KCB Group has reclaimed its position as East Africa’s most profitable bank, posting a remarkable 69% growth in net earnings for the first quarter of the year.
The bank’s Q1 results, released on Wednesday, reveal that net profits nearly doubled to Sh16.5 billion from Sh9.8 billion during the same period in 2022.
Paul Russo, KCB Group’s managing director and CEO, described the performance as historic, citing revenue growth across the bank’s network. This growth pushed the balance sheet to Sh2 trillion, up from Sh1.6 trillion a year earlier.
Total revenues surged by 31.6% to Sh48.5 billion, driven by both funded and non-funded income streams. Non-funded income, accounting for 36% of total revenues, was bolstered by increased transaction volumes, customer confidence, and the adoption of digital banking and alternative channels.
“Despite challenging conditions across the region, we achieved strong revenue performance by maintaining prudent credit, liquidity, cost, and risk management. The continued growth in consumer deposits reflects our clients’ confidence in our brand,” Russo said.
Russo highlighted the lender’s investments in digital and payment capabilities and its regional expansion strategy, which continue to yield impressive results. He noted that KCB Group would leverage these capabilities through syndication of facilities and centers of excellence to enhance operational efficiency.
“Under our shared services model, we prioritized automation of key processes, expanded our self-service channels, and streamlined loan application processes to enhance customer experience and reduce friction,” Russo added.
Key financial metrics showed significant improvement in Q1. Customer deposits rose by 25.4% to Sh1.5 trillion, mainly from the Kenyan market, while customer loans increased by 12.2% to Sh1.13 trillion, driven by additional lending to support business activities.
The group’s diversification strategy is paying off, with businesses outside KCB Bank Kenya contributing 17.9% of pre-tax profits and 13.1% of total assets.
Operational efficiency improved as the cost-to-income ratio dropped to 43.3% from 51.2%, thanks to strong income growth and strict cost management. However, total costs rose by 11.3% to Sh21 billion, primarily due to inflationary pressures in East Africa and globally.
Loan impairments increased by 53.4% due to downgraded facilities, leading to a gross non-performing loan (NPL) book of Sh205.3 billion and an NPL ratio of 18.2%. This rise was attributed to downgrades in Kenya and the impact of foreign currency translations. The group is focusing on improving asset quality through measures aimed at reducing NPL ratios in the short and long term.
Shareholders’ funds grew by 11% to Sh238.6 billion from Sh214.8 billion the previous year.
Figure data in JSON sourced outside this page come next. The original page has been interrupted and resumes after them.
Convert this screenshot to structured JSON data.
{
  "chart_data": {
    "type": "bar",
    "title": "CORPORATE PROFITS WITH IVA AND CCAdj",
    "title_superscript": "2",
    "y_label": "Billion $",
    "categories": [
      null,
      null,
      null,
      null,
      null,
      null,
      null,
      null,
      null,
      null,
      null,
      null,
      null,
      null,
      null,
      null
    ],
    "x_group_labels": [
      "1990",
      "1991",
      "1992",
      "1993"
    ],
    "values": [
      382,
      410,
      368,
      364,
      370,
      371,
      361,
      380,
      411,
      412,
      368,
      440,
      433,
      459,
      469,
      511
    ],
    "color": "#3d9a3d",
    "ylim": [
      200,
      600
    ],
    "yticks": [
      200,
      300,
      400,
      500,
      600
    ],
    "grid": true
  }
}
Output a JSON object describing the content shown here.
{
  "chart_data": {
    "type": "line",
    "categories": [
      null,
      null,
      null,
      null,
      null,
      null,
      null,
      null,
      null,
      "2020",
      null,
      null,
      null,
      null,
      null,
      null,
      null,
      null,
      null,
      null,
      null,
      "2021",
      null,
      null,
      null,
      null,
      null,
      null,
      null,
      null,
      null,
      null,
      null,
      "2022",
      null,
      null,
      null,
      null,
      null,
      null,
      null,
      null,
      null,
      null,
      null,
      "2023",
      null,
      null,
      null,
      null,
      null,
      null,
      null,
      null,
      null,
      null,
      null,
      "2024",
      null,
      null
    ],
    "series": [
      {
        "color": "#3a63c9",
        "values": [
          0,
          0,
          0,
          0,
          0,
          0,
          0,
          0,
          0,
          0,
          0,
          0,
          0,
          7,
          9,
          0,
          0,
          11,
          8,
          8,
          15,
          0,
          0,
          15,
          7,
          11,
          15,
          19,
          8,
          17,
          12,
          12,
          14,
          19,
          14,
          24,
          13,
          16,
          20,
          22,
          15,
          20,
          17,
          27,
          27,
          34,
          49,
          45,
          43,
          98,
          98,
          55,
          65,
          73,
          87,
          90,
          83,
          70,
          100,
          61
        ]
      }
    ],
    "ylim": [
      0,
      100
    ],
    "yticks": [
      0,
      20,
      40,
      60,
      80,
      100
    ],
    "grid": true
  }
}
This growth highlights the value gap between the group’s book and market valuations, presenting an attractive opportunity for new shareholders and growth prospects for existing ones. Return on equity improved from 19.7% to 28.6%.
KCB Group remains optimistic about its business prospects for the rest of the year. “We have made significant progress in sustaining superior shareholder value by delivering strong financial performance while building a future-proof business. Prudent capital deployment has ensured our resilience and ability to deliver for our stakeholders,” said KCB Group Chairman Joseph Kinyua.
The Group maintained a robust capital profile, with a core capital to risk-weighted assets ratio of 15.7%, well above the statutory minimum of 10.5%. The total capital to risk-weighted assets ratio was 17.8%, exceeding the regulatory minimum of 14.5%.
All banking subsidiaries complied with local regulatory capital requirements, except for NBK.